U.S. government agencies can now officially use YouTube, Flickr, Vimeo, and blip.tv, using special service agreements that comply with federal terms and conditions. Today, the General Services Administration (GSA) announced that, after nine months of negotiations, the government has signed agreements with these companies that will allow federal agencies to officially post content to these sites. The GSA is also negotiating special terms and conditions with MySpace and Facebook, and it has already determined that Twitter’s service agreement is in line with federal requirements.

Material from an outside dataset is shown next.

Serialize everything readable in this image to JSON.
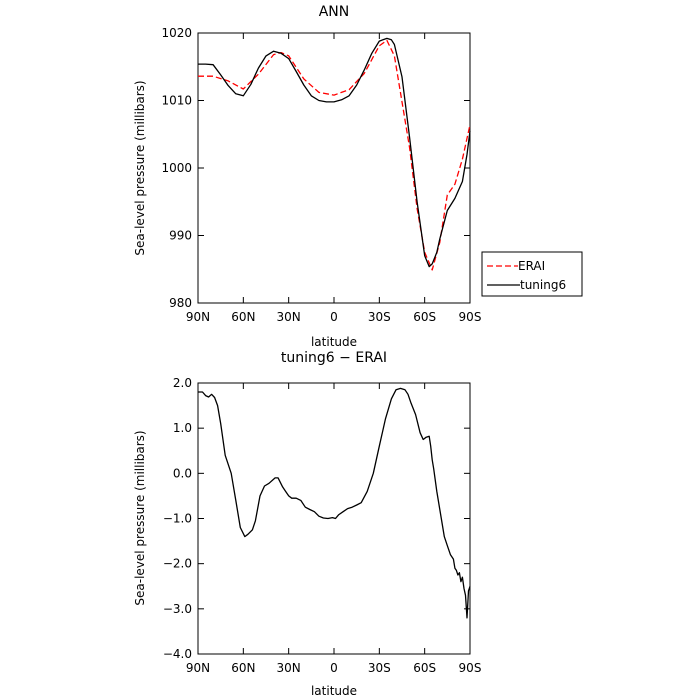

According to stories on Nextgov and Federal Computer Week, the GSA had a number of other legal concerns about the standard terms and conditions of these services, including problems with indemnification clauses, liability limits, and endorsements, which led it to enter negotiations with these services. Also, a lot of the standard agreements call for dispute resolutions by state courts, while for government agencies, federal law has to apply.
It is important to note that these new agreements only cover the free services offered by these companies. The GSA is also looking into expanding these agreements to a wider range of social media services.
A number of federal agencies, like the Centers for Disease Control and Prevention or the Library of Congress already use services like Twitter, Facebook, and Flickr. To do so, however, these agencies either needed special waivers, or they negotiated terms directly with these services. Some of these initiatives have been very successful. Pictures from the Library of Congress, for example, have been viewed over 15 million times.
Library of Congress on iTunes
In addition, the Library of Congress today announced that it will begin to share more of its content on YouTube and, as podcasts, through Apple’s iTunes. This initiative will launch in the next few weeks.
Engaging the Public
We are glad to see that the GSA has now removed some of the major stumbling blocks that stopped a large number of government agencies from using social media sites. Now we just hope that these agencies will also use these services to actually engage with citizens.